Pod względem dramaturgicznym utwór Kelly’ego zbudowany został klasycznie, zgodnie z regułą od zawiązania do rozwiązania. Dramat dzieli się na trzy części, których autor nie nazywa aktami, ale jak w wyliczance: Raz, Dwa Trzy. W trzech ujęciach relacjonuje obraz wypadków. „Raz” wprowadza w sytuację, charakteryzuje bohaterów, ich stan psychiczny, zagubienie. Autor dokumentuje drogę, którą bohaterowie krok po kroku zbliżają się do katastrofy. Na koniec pierwszego obrazu Kelly sugeruje w didaskaliach „potężną eksplozję”. To garaż ma być hucznie wysadzony. Ale Jacek Poniedziałek zamiast eksplozji posłuży się balonem. Pokazuje niespiesznie wypełnianie sporych rozmiarów balonu, aż do momentu, kiedy z trzaskiem pęknie. Niezbyt to może wyszukany, ale nader sugestywny znak, że doszło już do wybuchu – popękały zapory, puściły tamy nagromadzonych emocji.

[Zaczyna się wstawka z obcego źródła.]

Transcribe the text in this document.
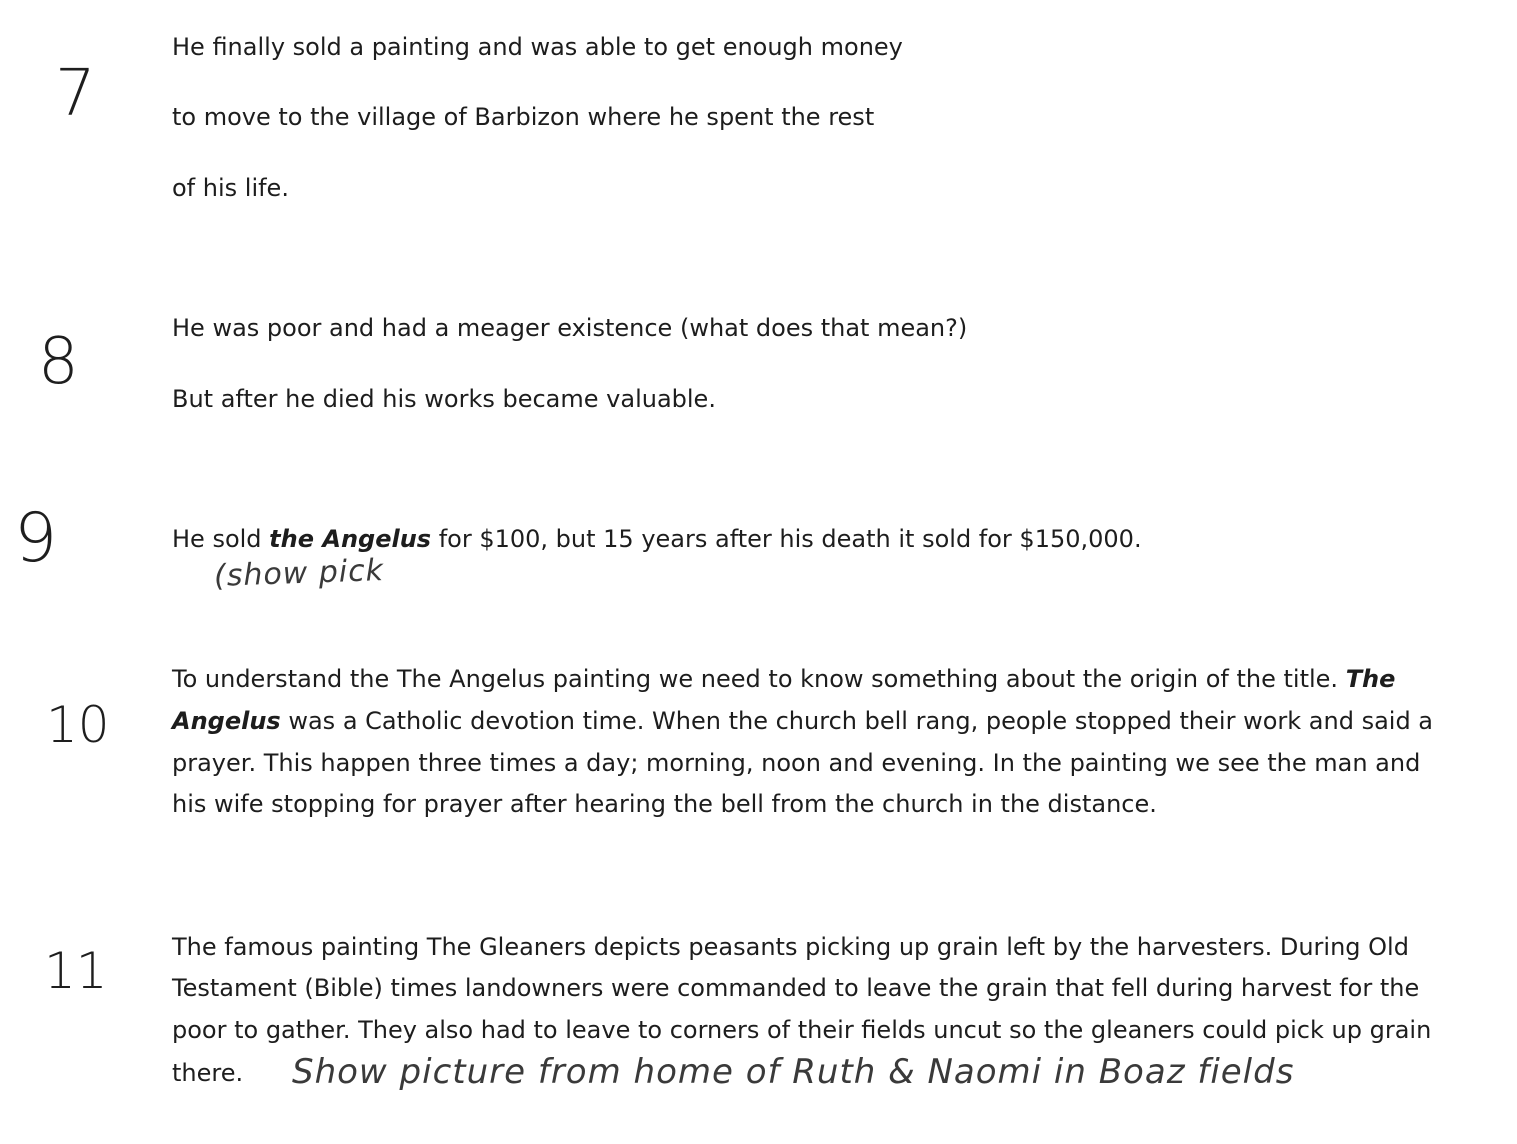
7
He finally sold a painting and was able to get enough money
to move to the village of Barbizon where he spent the rest
of his life.
8	He was poor and had a meager existence (what does that mean?)
But after he died his works became valuable.
9	He sold the Angelus for $100, but 15 years after his death it sold for $150,000.
(show pick
10
To understand the The Angelus painting we need to know something about the origin of the title. The
Angelus was a Catholic devotion time. When the church bell rang, people stopped their work and said a
prayer. This happen three times a day; morning, noon and evening. In the painting we see the man and
his wife stopping for prayer after hearing the bell from the church in the distance.
11	The famous painting The Gleaners depicts peasants picking up grain left by the harvesters. During Old
Testament (Bible) times landowners were commanded to leave the grain that fell during harvest for the
poor to gather. They also had to leave to corners of their fields uncut so the gleaners could pick up grain
there. Show picture from home of Ruth & Naomi in Boaz fields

I rzeczywiście – następuje „Dwa”. Część drugą obserwujemy zza rozpiętej na drewnianym stelażu plastikowej folii. To wewnątrz tej prowizorycznie zabezpieczonej po wybuchu przestrzeni garażu pojmany Gary zostanie poddany torturom, a na koniec zabity. Zwierzę ofiarne na ołtarzu bezkierunkowej przemocy, która pcha pozostałych bohaterów do haniebnego czynu. Potem żałują jak małe dzieci, ale krótko.
Po katastrofie następuje obraz trzeci, czyli „Trzy”. Nie przynosi jednak rozwiązania ich problemów ani katharsis. To właśnie krajobraz po klęsce: bohaterowie oddają się swoim zajęciom, snują rozmaite opowieści, o gotowaniu, o pracy, o samotnej wyprawie do parku. Przelotna tęsknota za wspólnotą, którą zademonstrowali w akcie przemocy okazała się iluzją. Żadna wspólnota nie powstała, pozostała samotność. Ale ich smutek roztapia się w codzienności. Kto wie, może znowu są gotowi, aby dać nauczkę jakiemuś odmieńcowi, a może rozpoczną, jak się uda, wygodne życie mieszczucha. Raz, dwa, trzy.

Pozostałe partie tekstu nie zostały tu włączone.